Geriatria

Suplementos na terceira idade pedem critério e acompanhamento

Por Dra. Julianne Pessequillo , 26/03/2026

4 min de leitura

Suplementos na terceira idade pedem critério e acompanhamento

A geriatra Julianne Pessequillo explica quando vitaminas e compostos como whey protein e creatina são indicados e por que o uso sem avaliação médica pode prejudicar a saúde.

O aumento da expectativa de vida tem trazido novos desafios para a saúde. Entre eles está a busca por estratégias que ajudem a preservar autonomia, força muscular e saúde óssea na terceira idade. Nesse contexto, a suplementação alimentar tem ganhado destaque, muitas vezes impulsionada por forte publicidade e pela promessa de envelhecimento mais saudável.

Alguns suplementos podem trazer benefícios importantes quando utilizados de forma adequada e com indicação profissional.

Quando os suplementos podem ajudar

Suplementos como proteína do soro do leite (whey protein), vitamina D e creatina têm evidências científicas que demonstram benefícios em situações específicas.

A vitamina D, por exemplo, é fundamental para a saúde óssea e para o metabolismo do cálcio, sendo frequentemente indicada em casos de deficiência ou em doenças como a osteoporose.

Já o whey protein é essencial para a manutenção e a síntese de massa muscular, especialmente em idosos com ingestão dietética inadequada. Ensaios clínicos mostram melhora na composição corporal e na força muscular com suplementação proteica adequada, contribuindo em quadros de sarcopenia.

A creatina também tem sido estudada como aliada na preservação da força e da função muscular quando associada à prática de exercícios regulares.
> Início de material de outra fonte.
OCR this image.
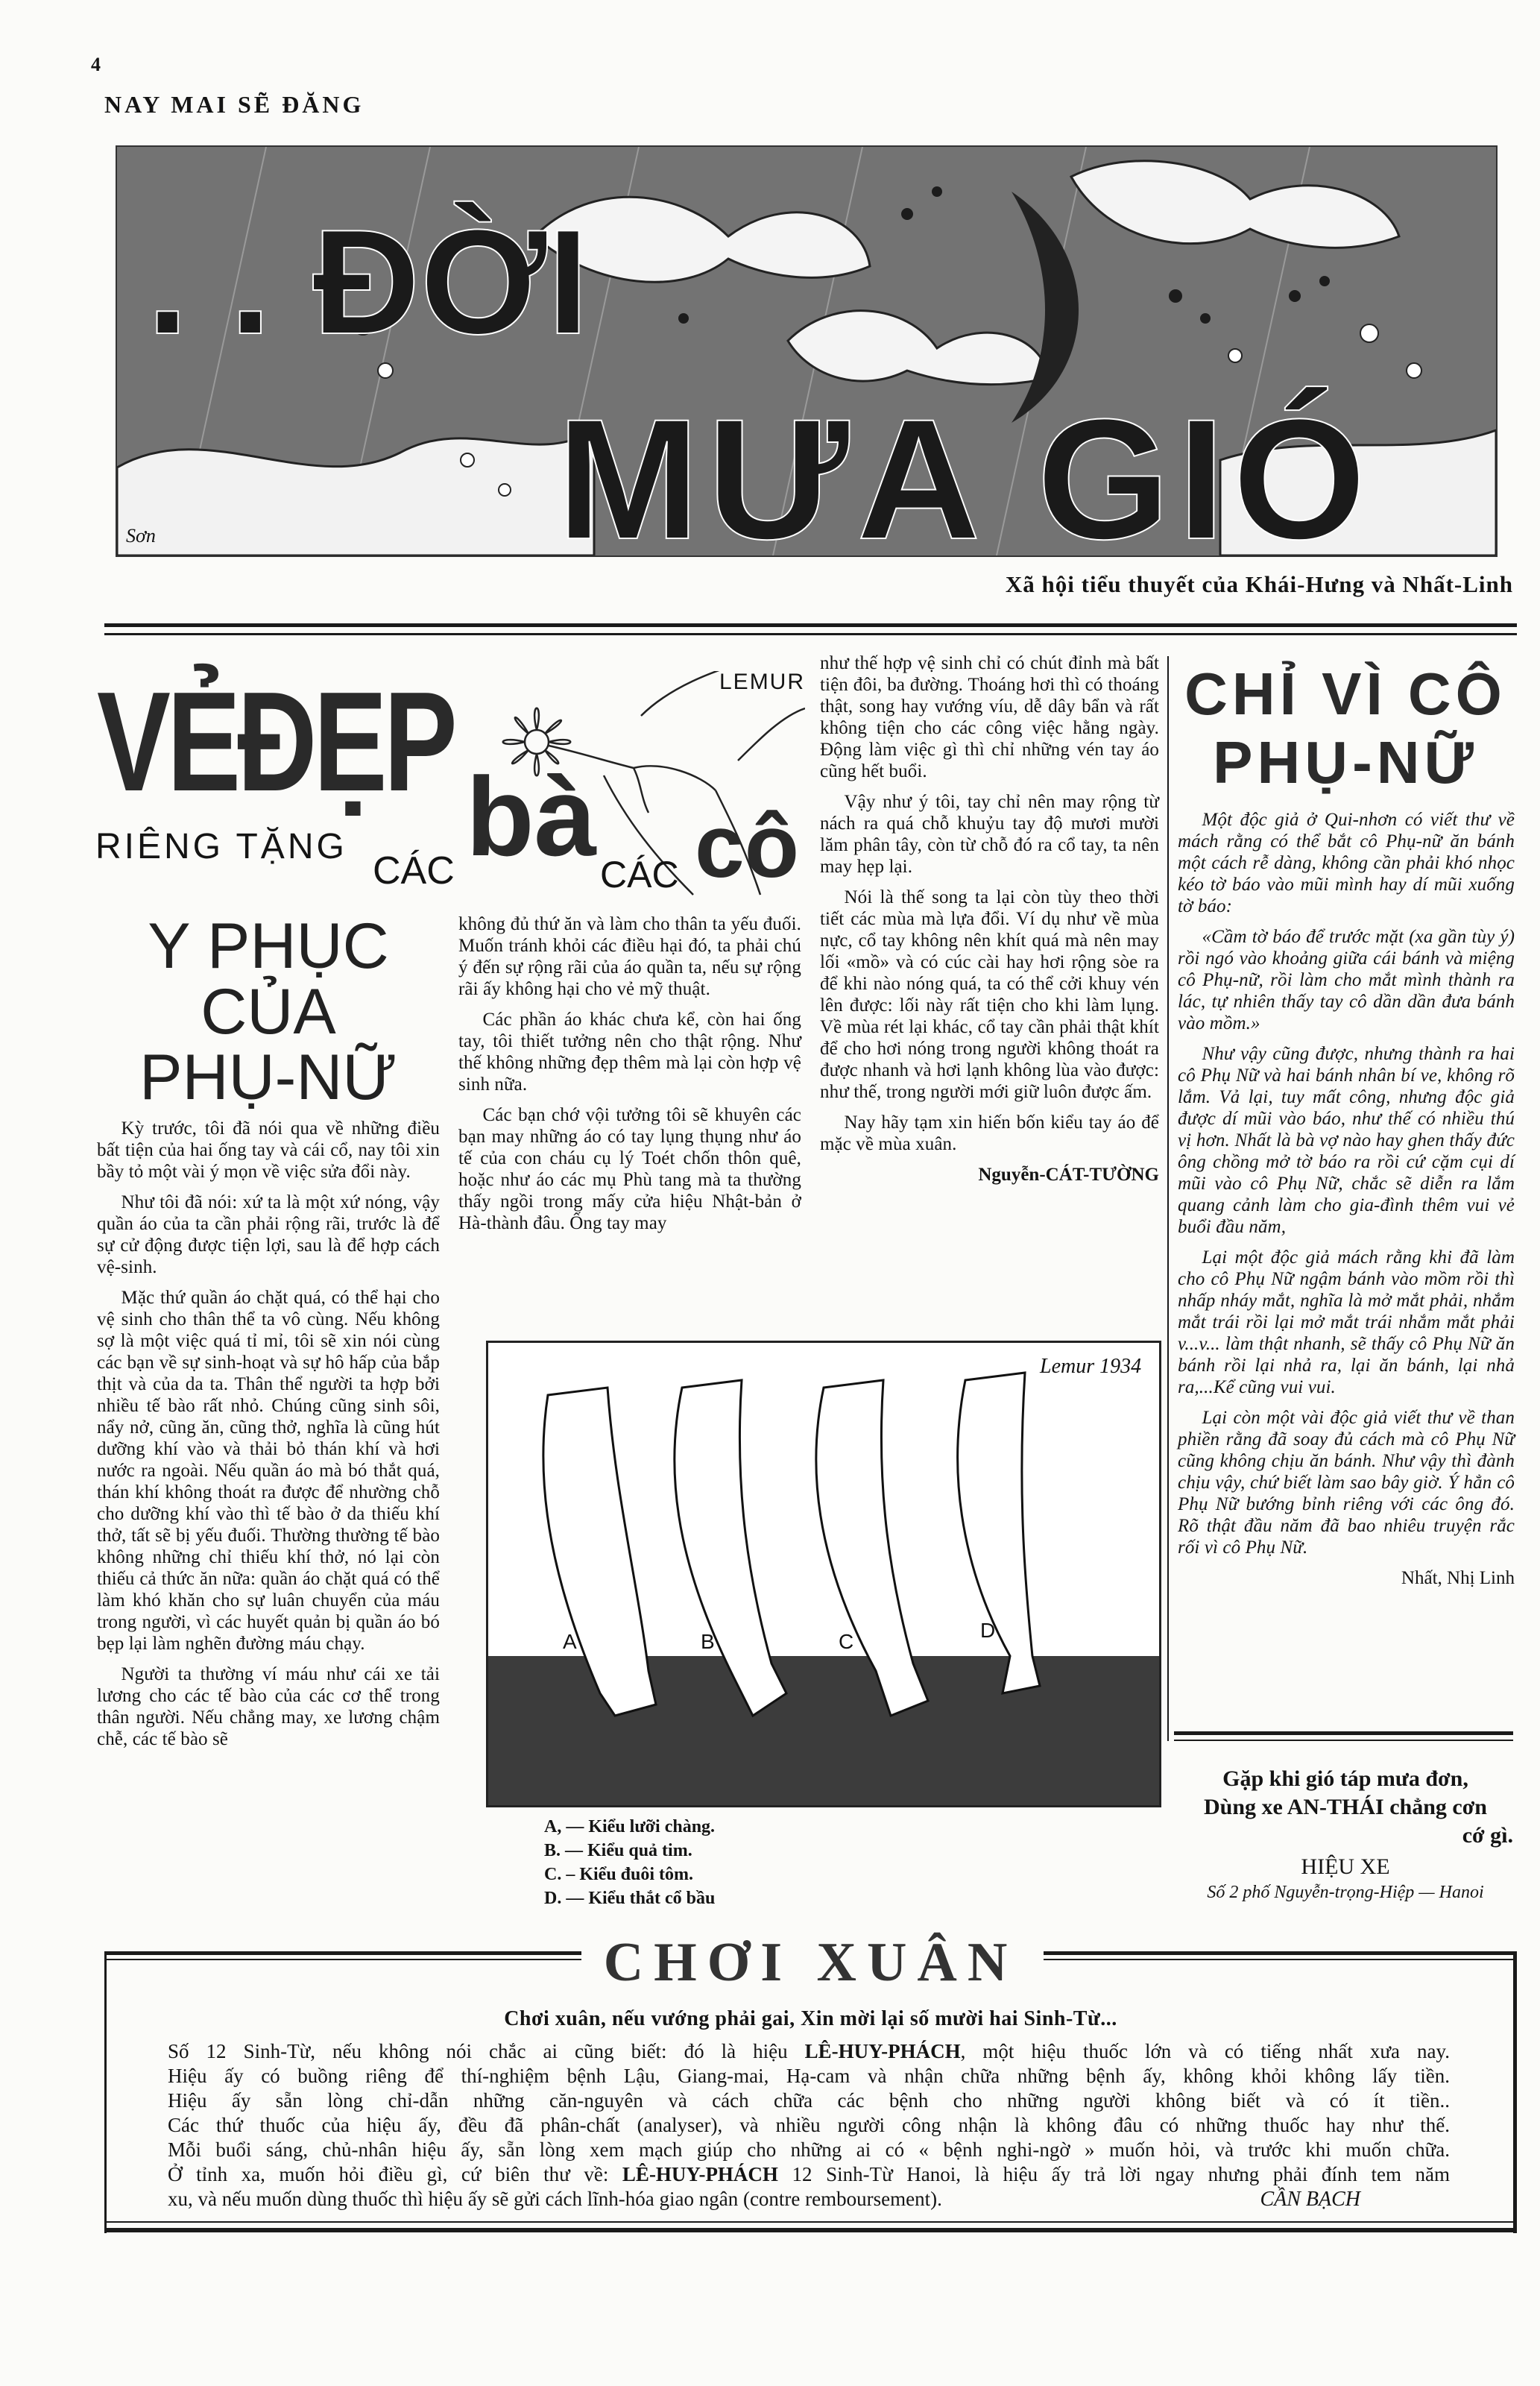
4
NAY MAI SẼ ĐĂNG
. . ĐỜI
MƯA GIÓ
Sơn
Xã hội tiểu thuyết của Khái-Hưng và Nhất-Linh
VẺĐẸP
RIÊNG TẶNG
CÁC bà CÁC cô
LEMUR
Y PHỤC
CỦA
PHỤ-NỮ

Kỳ trước, tôi đã nói qua về những điều bất tiện của hai ống tay và cái cổ, nay tôi xin bầy tỏ một vài ý mọn về việc sửa đổi này.

Như tôi đã nói: xứ ta là một xứ nóng, vậy quần áo của ta cần phải rộng rãi, trước là để sự cử động được tiện lợi, sau là để hợp cách vệ-sinh.

Mặc thứ quần áo chặt quá, có thể hại cho vệ sinh cho thân thể ta vô cùng. Nếu không sợ là một việc quá tỉ mỉ, tôi sẽ xin nói cùng các bạn về sự sinh-hoạt và sự hô hấp của bắp thịt và của da ta. Thân thể người ta hợp bởi nhiều tế bào rất nhỏ. Chúng cũng sinh sôi, nẩy nở, cũng ăn, cũng thở, nghĩa là cũng hút dưỡng khí vào và thải bỏ thán khí và hơi nước ra ngoài. Nếu quần áo mà bó thắt quá, thán khí không thoát ra được để nhường chỗ cho dưỡng khí vào thì tế bào ở da thiếu khí thở, tất sẽ bị yếu đuối. Thường thường tế bào không những chỉ thiếu khí thở, nó lại còn thiếu cả thức ăn nữa: quần áo chặt quá có thể làm khó khăn cho sự luân chuyển của máu trong người, vì các huyết quản bị quần áo bó bẹp lại làm nghẽn đường máu chạy.

Người ta thường ví máu như cái xe tải lương cho các tế bào của các cơ thể trong thân người. Nếu chẳng may, xe lương chậm chễ, các tế bào sẽ

không đủ thứ ăn và làm cho thân ta yếu đuối. Muốn tránh khỏi các điều hại đó, ta phải chú ý đến sự rộng rãi của áo quần ta, nếu sự rộng rãi ấy không hại cho vẻ mỹ thuật.

Các phần áo khác chưa kể, còn hai ống tay, tôi thiết tưởng nên cho thật rộng. Như thế không những đẹp thêm mà lại còn hợp vệ sinh nữa.

Các bạn chớ vội tưởng tôi sẽ khuyên các bạn may những áo có tay lụng thụng như áo tế của con cháu cụ lý Toét chốn thôn quê, hoặc như áo các mụ Phù tang mà ta thường thấy ngồi trong mấy cửa hiệu Nhật-bản ở Hà-thành đâu. Ống tay may

như thế hợp vệ sinh chỉ có chút đỉnh mà bất tiện đôi, ba đường. Thoáng hơi thì có thoáng thật, song hay vướng víu, dễ dây bẩn và rất không tiện cho các công việc hằng ngày. Động làm việc gì thì chỉ những vén tay áo cũng hết buổi.

Vậy như ý tôi, tay chỉ nên may rộng từ nách ra quá chỗ khuỷu tay độ mươi mười lăm phân tây, còn từ chỗ đó ra cổ tay, ta nên may hẹp lại.

Nói là thế song ta lại còn tùy theo thời tiết các mùa mà lựa đổi. Ví dụ như về mùa nực, cổ tay không nên khít quá mà nên may lối «mồ» và có cúc cài hay hơi rộng sòe ra để khi nào nóng quá, ta có thể cởi khuy vén lên được: lối này rất tiện cho khi làm lụng. Về mùa rét lại khác, cổ tay cần phải thật khít để cho hơi nóng trong người không thoát ra được nhanh và hơi lạnh không lùa vào được: như thế, trong người mới giữ luôn được ấm.

Nay hãy tạm xin hiến bốn kiểu tay áo để mặc về mùa xuân.

Nguyễn-CÁT-TƯỜNG
A	B	C	D
Lemur 1934
A, — Kiểu lưỡi chàng.
B. — Kiểu quả tim.
C. – Kiểu đuôi tôm.
D. — Kiểu thắt cổ bầu
CHỈ VÌ CÔ
PHỤ-NỮ

Một độc giả ở Qui-nhơn có viết thư về mách rằng có thể bắt cô Phụ-nữ ăn bánh một cách rễ dàng, không cần phải khó nhọc kéo tờ báo vào mũi mình hay dí mũi xuống tờ báo:

«Cầm tờ báo để trước mặt (xa gần tùy ý) rồi ngó vào khoảng giữa cái bánh và miệng cô Phụ-nữ, rồi làm cho mắt mình thành ra lác, tự nhiên thấy tay cô dần dần đưa bánh vào mồm.»

Như vậy cũng được, nhưng thành ra hai cô Phụ Nữ và hai bánh nhân bí ve, không rõ lắm. Vả lại, tuy mất công, nhưng độc giả được dí mũi vào báo, như thế có nhiều thú vị hơn. Nhất là bà vợ nào hay ghen thấy đức ông chồng mở tờ báo ra rồi cứ cặm cụi dí mũi vào cô Phụ Nữ, chắc sẽ diễn ra lắm quang cảnh làm cho gia-đình thêm vui vẻ buổi đầu năm,

Lại một độc giả mách rằng khi đã làm cho cô Phụ Nữ ngậm bánh vào mồm rồi thì nhấp nháy mắt, nghĩa là mở mắt phải, nhắm mắt trái rồi lại mở mắt trái nhắm mắt phải v...v... làm thật nhanh, sẽ thấy cô Phụ Nữ ăn bánh rồi lại nhả ra, lại ăn bánh, lại nhả ra,...Kể cũng vui vui.

Lại còn một vài độc giả viết thư về than phiền rằng đã soay đủ cách mà cô Phụ Nữ cũng không chịu ăn bánh. Như vậy thì đành chịu vậy, chứ biết làm sao bây giờ. Ý hẳn cô Phụ Nữ bướng bỉnh riêng với các ông đó. Rõ thật đầu năm đã bao nhiêu truyện rắc rối vì cô Phụ Nữ.

Nhất, Nhị Linh
Gặp khi gió táp mưa đơn,
Dùng xe AN-THÁI chẳng cơn
cớ gì.
HIỆU XE
Số 2 phố Nguyễn-trọng-Hiệp — Hanoi
CHƠI XUÂN
Chơi xuân, nếu vướng phải gai, Xin mời lại số mười hai Sinh-Từ...
Số 12 Sinh-Từ, nếu không nói chắc ai cũng biết: đó là hiệu LÊ-HUY-PHÁCH, một hiệu thuốc lớn và có tiếng nhất xưa nay.
Hiệu ấy có buồng riêng để thí-nghiệm bệnh Lậu, Giang-mai, Hạ-cam và nhận chữa những bệnh ấy, không khỏi không lấy tiền.
Hiệu ấy sẵn lòng chỉ-dẫn những căn-nguyên và cách chữa các bệnh cho những người không biết và có ít tiền..
Các thứ thuốc của hiệu ấy, đều đã phân-chất (analyser), và nhiều người công nhận là không đâu có những thuốc hay như thế.
Mỗi buổi sáng, chủ-nhân hiệu ấy, sẵn lòng xem mạch giúp cho những ai có « bệnh nghi-ngờ » muốn hỏi, và trước khi muốn chữa.
Ở tỉnh xa, muốn hỏi điều gì, cứ biên thư về: LÊ-HUY-PHÁCH 12 Sinh-Từ Hanoi, là hiệu ấy trả lời ngay nhưng phải đính tem năm
CẦN BẠCH
xu, và nếu muốn dùng thuốc thì hiệu ấy sẽ gửi cách lĩnh-hóa giao ngân (contre remboursement).
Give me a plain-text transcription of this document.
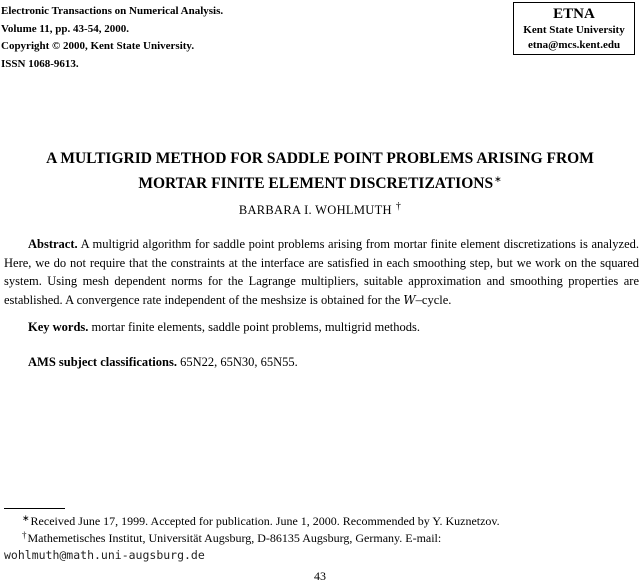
Electronic Transactions on Numerical Analysis.
Volume 11, pp. 43-54, 2000.
Copyright © 2000, Kent State University.
ISSN 1068-9613.
ETNA
Kent State University
etna@mcs.kent.edu
A MULTIGRID METHOD FOR SADDLE POINT PROBLEMS ARISING FROM
MORTAR FINITE ELEMENT DISCRETIZATIONS∗
BARBARA I. WOHLMUTH †

Abstract. A multigrid algorithm for saddle point problems arising from mortar finite element discretizations is analyzed. Here, we do not require that the constraints at the interface are satisfied in each smoothing step, but we work on the squared system. Using mesh dependent norms for the Lagrange multipliers, suitable approximation and smoothing properties are established. A convergence rate independent of the meshsize is obtained for the W–cycle.

Key words. mortar finite elements, saddle point problems, multigrid methods.
AMS subject classifications. 65N22, 65N30, 65N55.
∗Received June 17, 1999. Accepted for publication. June 1, 2000. Recommended by Y. Kuznetzov.
†Mathemetisches Institut, Universität Augsburg, D-86135 Augsburg, Germany. E-mail:
wohlmuth@math.uni-augsburg.de
43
Estudos mais recentes indicam melhora da memória, do ânimo e da disposição.

Riscos do uso sem orientação

No entanto, é importante destacar que suplementos não são isentos de riscos, especialmente em idosos. O uso sem orientação médica pode resultar em efeitos adversos, interações medicamentosas ou consumo de doses inadequadas.

Um exemplo frequente é o uso excessivo de vitaminas. Embora essenciais ao organismo, quando ingeridas em quantidades acima do necessário, podem causar danos à saúde. A vitamina D, por exemplo, em excesso pode levar ao acúmulo de cálcio no organismo, provocando alterações metabólicas e até calcificações vasculares e em tecidos, além de comprometer o funcionamento de órgãos como os rins. A deficiência dessa vitamina é muito comum entre idosos – devido à menor produção cutânea com a idade, menor exposição ao sol e hábitos alimentares inadequados – e está associada à redução da força muscular e ao risco aumentado de sarcopenia e quedas. Estudos indicam que níveis séricos baixos de vitamina D estão correlacionados com pior desempenho físico e maior prevalência de sarcopenia em pessoas idosas.

Outro ponto de atenção é que muitos idosos já fazem uso de múltiplos medicamentos, o que aumenta o risco de interações com suplementos ou de sobrecarga metabólica, renal e/ou hepática.

Como usar com segurança

Por isso, a recomendação é clara: a suplementação deve sempre ser individualizada e orientada por um profissional de saúde, após avaliação clínica, embasamento de exames laboratoriais e análise do padrão alimentar para determinar quando há real necessidade de reposição.

Tomar suplementos sem deficiência comprovada ou sem acompanhar dieta e atividade física adequadas muitas vezes não traz benefícios mensuráveis – e pode até gerar efeitos colaterais.

Em vez de soluções rápidas, soros milagrosos e vitaminas que ajudam “para tudo”, o envelhecimento saudável continua sendo sustentado por pilares bem conhecidos: alimentação equilibrada, atividade física regular, acompanhamento médico e, quando necessário, suplementação feita com segurança e critério. Nem tudo o que é “natural” é seguro ou neutro de efeitos.